The team will focus on understanding resistance to therapies in estrogen receptor positive (ER+) breast cancers, which represent about three-quarters of all breast cancer cases. The name means that the cancer cells have receptors – proteins on the cells – that can respond to estrogen hormones, which tell the cell to grow.

There are targeted therapies for ER+ breast cancers, yet more than two-thirds of breast cancer deaths are attributed to metastatic ER+ disease, partly because of the therapy resistance promoted by SEMA7A, Lyons says.

> CU Cancer Center Members Receive Grants to Conduct High-Tech Research

Lyons says she and Porter will investigate what she describes as a “molecular light switch” that turns the progression of breast cancer on and off. The switch involves another molecule called SIM2s, which is associated with tumor suppression in breast cancer. Porter is a leading expert on SIM2s biology and signaling in breast cancer.

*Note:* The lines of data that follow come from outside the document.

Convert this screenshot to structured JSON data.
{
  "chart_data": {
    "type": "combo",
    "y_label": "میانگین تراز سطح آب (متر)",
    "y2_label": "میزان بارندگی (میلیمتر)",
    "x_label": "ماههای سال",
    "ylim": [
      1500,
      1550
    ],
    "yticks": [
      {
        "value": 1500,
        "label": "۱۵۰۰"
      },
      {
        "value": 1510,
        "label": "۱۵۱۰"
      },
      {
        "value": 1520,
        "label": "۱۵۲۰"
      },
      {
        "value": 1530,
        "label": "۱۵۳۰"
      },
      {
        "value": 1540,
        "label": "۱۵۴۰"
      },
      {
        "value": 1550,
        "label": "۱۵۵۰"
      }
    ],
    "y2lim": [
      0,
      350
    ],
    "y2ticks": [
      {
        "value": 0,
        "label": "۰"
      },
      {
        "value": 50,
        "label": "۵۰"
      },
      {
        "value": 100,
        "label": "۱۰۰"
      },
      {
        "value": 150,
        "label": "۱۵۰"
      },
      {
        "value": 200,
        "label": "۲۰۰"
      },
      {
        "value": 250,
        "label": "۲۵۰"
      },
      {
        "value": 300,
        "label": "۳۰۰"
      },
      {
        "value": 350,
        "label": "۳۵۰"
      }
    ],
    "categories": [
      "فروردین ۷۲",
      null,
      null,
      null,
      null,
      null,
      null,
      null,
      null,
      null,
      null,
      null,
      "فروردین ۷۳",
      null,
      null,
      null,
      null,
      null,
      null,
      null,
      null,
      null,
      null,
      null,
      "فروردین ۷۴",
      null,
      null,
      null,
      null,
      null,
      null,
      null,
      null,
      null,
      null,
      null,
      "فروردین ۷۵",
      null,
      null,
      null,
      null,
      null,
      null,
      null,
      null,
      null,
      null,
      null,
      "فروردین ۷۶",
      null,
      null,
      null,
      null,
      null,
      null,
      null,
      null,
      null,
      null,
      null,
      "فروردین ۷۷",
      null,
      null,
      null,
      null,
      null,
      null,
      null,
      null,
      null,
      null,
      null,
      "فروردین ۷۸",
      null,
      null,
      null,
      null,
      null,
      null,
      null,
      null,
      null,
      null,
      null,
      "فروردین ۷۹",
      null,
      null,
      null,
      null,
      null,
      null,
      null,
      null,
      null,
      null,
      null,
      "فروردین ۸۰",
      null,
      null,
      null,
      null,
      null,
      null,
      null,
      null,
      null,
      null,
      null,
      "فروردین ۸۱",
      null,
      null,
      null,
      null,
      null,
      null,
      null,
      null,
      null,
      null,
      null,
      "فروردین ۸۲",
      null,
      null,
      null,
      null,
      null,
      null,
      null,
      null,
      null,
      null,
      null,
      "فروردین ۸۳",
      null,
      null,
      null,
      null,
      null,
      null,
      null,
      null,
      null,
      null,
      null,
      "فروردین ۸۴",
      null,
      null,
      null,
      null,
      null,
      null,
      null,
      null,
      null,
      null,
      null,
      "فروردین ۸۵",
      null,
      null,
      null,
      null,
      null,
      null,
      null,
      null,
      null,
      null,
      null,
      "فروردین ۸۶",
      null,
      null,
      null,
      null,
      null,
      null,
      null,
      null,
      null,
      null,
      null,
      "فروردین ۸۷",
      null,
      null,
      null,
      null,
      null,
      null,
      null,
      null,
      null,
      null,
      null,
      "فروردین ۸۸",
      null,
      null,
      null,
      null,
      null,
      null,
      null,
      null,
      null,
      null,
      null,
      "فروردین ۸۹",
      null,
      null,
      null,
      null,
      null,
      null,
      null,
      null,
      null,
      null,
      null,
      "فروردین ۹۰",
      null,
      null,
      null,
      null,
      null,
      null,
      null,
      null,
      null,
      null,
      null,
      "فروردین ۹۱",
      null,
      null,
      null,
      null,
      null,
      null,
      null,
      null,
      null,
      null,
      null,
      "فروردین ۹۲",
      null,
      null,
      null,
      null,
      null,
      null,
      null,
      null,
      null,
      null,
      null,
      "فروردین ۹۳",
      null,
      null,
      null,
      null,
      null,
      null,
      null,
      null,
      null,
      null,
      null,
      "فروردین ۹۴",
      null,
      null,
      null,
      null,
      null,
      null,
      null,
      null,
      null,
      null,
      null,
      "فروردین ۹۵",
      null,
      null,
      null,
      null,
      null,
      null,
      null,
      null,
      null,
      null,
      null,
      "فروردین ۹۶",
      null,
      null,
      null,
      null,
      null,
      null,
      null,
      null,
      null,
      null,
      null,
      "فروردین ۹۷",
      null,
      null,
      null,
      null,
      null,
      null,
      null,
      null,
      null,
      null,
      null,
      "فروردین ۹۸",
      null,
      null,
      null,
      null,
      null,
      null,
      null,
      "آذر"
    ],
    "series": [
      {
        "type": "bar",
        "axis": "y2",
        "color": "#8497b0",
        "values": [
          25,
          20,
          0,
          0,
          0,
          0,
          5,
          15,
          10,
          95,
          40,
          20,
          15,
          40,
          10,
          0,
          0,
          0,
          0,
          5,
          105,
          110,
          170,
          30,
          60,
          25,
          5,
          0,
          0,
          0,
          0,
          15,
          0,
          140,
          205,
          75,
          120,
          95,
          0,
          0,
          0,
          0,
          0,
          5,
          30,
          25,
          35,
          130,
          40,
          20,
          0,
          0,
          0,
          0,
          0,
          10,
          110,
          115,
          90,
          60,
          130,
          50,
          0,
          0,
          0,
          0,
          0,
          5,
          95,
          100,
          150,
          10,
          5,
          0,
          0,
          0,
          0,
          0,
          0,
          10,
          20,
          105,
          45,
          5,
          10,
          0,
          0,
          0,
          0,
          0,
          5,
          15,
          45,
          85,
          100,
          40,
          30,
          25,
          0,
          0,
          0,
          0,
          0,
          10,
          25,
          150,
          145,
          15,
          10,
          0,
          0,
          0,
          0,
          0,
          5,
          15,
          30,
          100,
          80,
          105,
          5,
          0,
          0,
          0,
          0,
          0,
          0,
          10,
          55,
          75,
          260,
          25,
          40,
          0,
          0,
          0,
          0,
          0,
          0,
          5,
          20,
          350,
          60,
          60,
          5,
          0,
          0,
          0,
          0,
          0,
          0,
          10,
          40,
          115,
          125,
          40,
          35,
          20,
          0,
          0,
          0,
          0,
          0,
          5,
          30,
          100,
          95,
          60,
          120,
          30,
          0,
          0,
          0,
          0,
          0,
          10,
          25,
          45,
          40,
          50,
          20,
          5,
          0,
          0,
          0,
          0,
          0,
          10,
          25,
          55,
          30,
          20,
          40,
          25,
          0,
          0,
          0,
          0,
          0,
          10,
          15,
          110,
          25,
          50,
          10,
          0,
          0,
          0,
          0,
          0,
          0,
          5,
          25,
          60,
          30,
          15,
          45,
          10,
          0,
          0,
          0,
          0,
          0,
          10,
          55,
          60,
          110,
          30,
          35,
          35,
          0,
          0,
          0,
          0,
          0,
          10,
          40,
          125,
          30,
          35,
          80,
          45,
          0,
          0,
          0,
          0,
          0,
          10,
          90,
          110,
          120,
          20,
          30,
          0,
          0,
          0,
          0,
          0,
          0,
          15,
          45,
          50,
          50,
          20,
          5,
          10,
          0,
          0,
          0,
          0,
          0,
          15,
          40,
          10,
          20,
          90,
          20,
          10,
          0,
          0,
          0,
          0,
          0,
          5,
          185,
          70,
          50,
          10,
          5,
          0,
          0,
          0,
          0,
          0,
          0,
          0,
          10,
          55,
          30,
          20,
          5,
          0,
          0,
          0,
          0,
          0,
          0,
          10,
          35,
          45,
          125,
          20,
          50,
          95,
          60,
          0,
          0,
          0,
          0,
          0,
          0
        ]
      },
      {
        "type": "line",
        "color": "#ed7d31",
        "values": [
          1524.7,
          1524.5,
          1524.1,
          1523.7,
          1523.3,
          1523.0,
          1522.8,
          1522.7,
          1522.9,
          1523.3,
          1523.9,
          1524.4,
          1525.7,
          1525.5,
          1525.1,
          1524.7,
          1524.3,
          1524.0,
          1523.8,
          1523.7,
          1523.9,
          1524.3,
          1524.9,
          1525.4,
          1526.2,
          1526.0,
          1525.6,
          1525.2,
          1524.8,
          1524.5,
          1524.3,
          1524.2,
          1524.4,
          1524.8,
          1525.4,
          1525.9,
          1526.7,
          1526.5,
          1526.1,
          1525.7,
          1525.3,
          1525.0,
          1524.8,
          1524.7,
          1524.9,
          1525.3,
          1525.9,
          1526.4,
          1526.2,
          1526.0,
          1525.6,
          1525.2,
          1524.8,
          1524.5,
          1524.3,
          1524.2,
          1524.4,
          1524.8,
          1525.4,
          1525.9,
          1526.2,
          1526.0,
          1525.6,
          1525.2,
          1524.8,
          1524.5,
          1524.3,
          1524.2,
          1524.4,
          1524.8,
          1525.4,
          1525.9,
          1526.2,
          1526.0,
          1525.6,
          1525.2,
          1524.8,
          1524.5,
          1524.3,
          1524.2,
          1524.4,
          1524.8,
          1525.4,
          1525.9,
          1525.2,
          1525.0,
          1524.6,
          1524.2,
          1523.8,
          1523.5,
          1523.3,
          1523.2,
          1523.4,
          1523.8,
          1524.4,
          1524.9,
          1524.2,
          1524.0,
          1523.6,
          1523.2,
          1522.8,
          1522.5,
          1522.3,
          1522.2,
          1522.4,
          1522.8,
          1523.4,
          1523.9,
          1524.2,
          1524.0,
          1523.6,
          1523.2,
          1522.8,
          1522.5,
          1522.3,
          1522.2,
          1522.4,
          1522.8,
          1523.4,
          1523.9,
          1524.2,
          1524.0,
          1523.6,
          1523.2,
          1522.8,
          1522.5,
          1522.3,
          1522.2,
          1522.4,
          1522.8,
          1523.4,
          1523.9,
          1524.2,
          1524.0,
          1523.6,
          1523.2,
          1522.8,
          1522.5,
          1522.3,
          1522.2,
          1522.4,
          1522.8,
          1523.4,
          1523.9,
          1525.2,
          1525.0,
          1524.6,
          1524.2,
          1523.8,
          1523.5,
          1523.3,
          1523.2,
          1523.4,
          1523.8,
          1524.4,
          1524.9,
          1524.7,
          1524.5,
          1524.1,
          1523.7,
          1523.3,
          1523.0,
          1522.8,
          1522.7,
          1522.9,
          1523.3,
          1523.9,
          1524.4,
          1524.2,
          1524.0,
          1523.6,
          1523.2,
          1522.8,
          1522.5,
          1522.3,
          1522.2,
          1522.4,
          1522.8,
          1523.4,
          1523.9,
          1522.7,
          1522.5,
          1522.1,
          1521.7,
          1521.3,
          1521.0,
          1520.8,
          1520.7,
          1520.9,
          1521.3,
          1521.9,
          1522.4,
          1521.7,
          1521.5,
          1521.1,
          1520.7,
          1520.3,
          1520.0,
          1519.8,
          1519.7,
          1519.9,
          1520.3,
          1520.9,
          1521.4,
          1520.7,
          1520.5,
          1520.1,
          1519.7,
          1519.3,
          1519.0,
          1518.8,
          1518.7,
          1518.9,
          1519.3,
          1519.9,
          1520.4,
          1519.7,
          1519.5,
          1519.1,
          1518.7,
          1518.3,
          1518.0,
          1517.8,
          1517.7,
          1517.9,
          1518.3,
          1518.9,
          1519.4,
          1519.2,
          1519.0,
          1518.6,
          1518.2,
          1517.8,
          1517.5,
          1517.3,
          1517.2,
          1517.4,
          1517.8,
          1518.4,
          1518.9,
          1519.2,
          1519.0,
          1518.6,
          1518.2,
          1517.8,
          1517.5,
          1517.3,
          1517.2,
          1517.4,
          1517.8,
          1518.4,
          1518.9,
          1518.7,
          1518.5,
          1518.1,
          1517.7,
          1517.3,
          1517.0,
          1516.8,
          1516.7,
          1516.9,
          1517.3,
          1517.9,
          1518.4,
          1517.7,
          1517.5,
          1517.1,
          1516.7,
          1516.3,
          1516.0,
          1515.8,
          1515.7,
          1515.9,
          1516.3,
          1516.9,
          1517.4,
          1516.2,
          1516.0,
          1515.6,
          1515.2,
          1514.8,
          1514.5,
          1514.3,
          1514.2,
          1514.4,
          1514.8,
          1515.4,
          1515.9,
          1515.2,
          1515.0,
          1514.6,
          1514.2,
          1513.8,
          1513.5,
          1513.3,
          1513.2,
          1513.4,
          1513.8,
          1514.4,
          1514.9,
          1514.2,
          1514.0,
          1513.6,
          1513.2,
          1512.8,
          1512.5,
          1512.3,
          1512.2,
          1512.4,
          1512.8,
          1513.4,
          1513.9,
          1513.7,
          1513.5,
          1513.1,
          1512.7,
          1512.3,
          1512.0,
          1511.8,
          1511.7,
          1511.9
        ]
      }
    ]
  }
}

“When SEMA is on, it promotes all the things that are advantageous for the tumor and bad for the patient,” she says. “And SIM2s turns it off by preventing SEMA from being made in the first place. So, we’re looking at how we can use the switch to turn SEMA off.”

Borges will perform analysis of the molecules involved in the SIM2s/SEMA7A switch in patients “and correlate that back to how the patient responded to their therapy,” Lyons says. “So, we’ll be able to look at these molecules in our patient samples and say, OK, what was their outcome?”

Lyons, meanwhile, will work in the lab to determine “whether restoring this switch via some readily available inhibitors could make patients more sensitive to their therapy and improve their outcomes. And if we can’t restore that SIM2s switch, can we turn off SEMA in some other way?”

A research partnership

Lyons and Borges have had a long and fruitful research partnership focused on breast cancer – a partnership that was highlighted by CU Anschutz Medical Campus Chancellor Don Elliman in his State of the Campus address last November. Elliman noted that the two have formed a startup biotech company, Pearl Scientific, to develop a novel monoclonal antibody therapy for breast cancer.

Lyons joined the CU School of Medicine in 1999 as a professional research assistant in the Department of Microbiology with David Barton, PhD; completed doctoral studies in molecular biology in the Department of Pathology with Steven Anderson, PhD; and moved on to a postdoctoral fellowship in the Young Women’s Breast Cancer Translational Program under the guidance of Borges and Pepper Schedin, PhD.

> Promising New Research for Metastatic Breast Cancer

Lyons’ and Borges’ research focus has been postpartum breast cancer – cancers diagnosed within 10 years of giving birth. Borges “noticed in her clinic that these women were having very bad outcomes,” Lyons says. “Many of our postpartum patients don’t respond to therapy. That research led us to find SEMA7A as a bad actor.”

Lyons says the CU Cancer Center and the CU Anschutz Medical Campus have provided “absolutely essential” resources for her team’s work, including the cancer center’s Flow Cytometry Shared Resource and Cell Technologies Shared Resource as well as the Biobank at the campus’ Colorado Center for Personalized Medicine.